We're a novice couple who bought a 125 gal tank that came with a variety of cichlids, an oscar and a red bellied pacu. 
We have since moved the pacu into a 150 gal tank because any new fish we added to the established community he would kill. He wasn't doing well alone so we purchased a parrot fish and this fellow.
http://tinypic.com/r/zk24bm/6
The woman said she could't remember what it was called. "Mai something" she said.
I think it looks a bit like a flowerhorn but she said it wasn't. Any ieas?
Thanks!
-Patty


----------



## danielratti (Feb 17, 2008)

red devil


----------



## pattygnsd (Jun 14, 2010)

WOW! Youre good! I Google Imaged them and yeah, that's exactly what it looks like. Thanks!

-Patty


----------



## MattyP (Feb 25, 2010)

Def, Red Devil


----------



## etcbrown (Nov 10, 2007)

Ummm, are you SURE that's a Pacu? Because in that shot (admittedly missing almost the entire head) it sure looks like a red bellied piranha.


----------



## a7oneal (Dec 30, 2004)

etcbrown said:


> Ummm, are you SURE that's a Pacu? Because in that shot (admittedly missing almost the entire head) it sure looks like a red bellied piranha.

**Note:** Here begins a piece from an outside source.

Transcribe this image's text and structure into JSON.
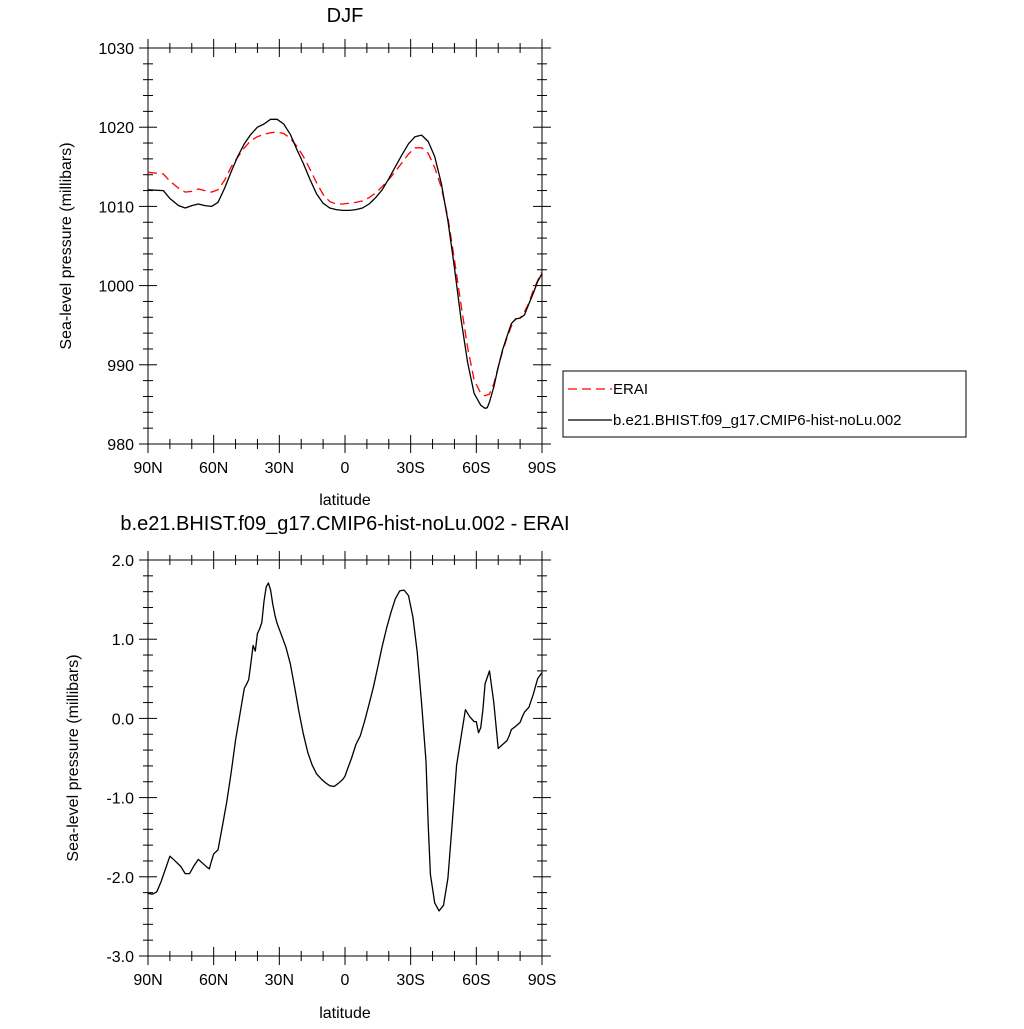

You know what? I thought that, too, before I even saw your post.


----------



## clgkag (Mar 22, 2008)

Not a pacu, the sides are too "sparkly" for lack of a better word. I would go with a red belly pirahna myself.


----------



## a7oneal (Dec 30, 2004)

That would explain the pacu killing the other fish.


----------



## mia_ann (Dec 20, 2008)

That is a piranha. My husband has some that look just like that, minus the head shot, obviously. I wonder how they didn't know that when they gave it to you??? :lol:


----------



## SinisterKisses (Feb 24, 2004)

Umm yeah, that's a piranha, not a pacu. Which explains the problem. I thought it was really weird when I was reading that your pacu was killing things...


----------



## dwarfpike (Jan 22, 2008)

I've seen pacu kill things before, but not at that small of a size (when I was doing aquarium maitenence, we had a large black pacu that bit a 10" anostomus in half).

I agree that a red bellied pacu wouldn't have the iridescent on the sides like that.


----------



## GotCichlids? (May 21, 2010)

You could always net it and pull that bottom lip down and find out real quick if it a Pacu or not haha :lol:


----------



## pattygnsd (Jun 14, 2010)

BLASTED!
I gave him away because we couldn't find fish he was compatiable with. Now I want him back. After looking at pics of red bellied piranha's I realize that's exactly what he was! I don't know how to add pics like you guys do, so here is a pic of him.
http://tinypic.com/r/15rjjoz/6
-P


----------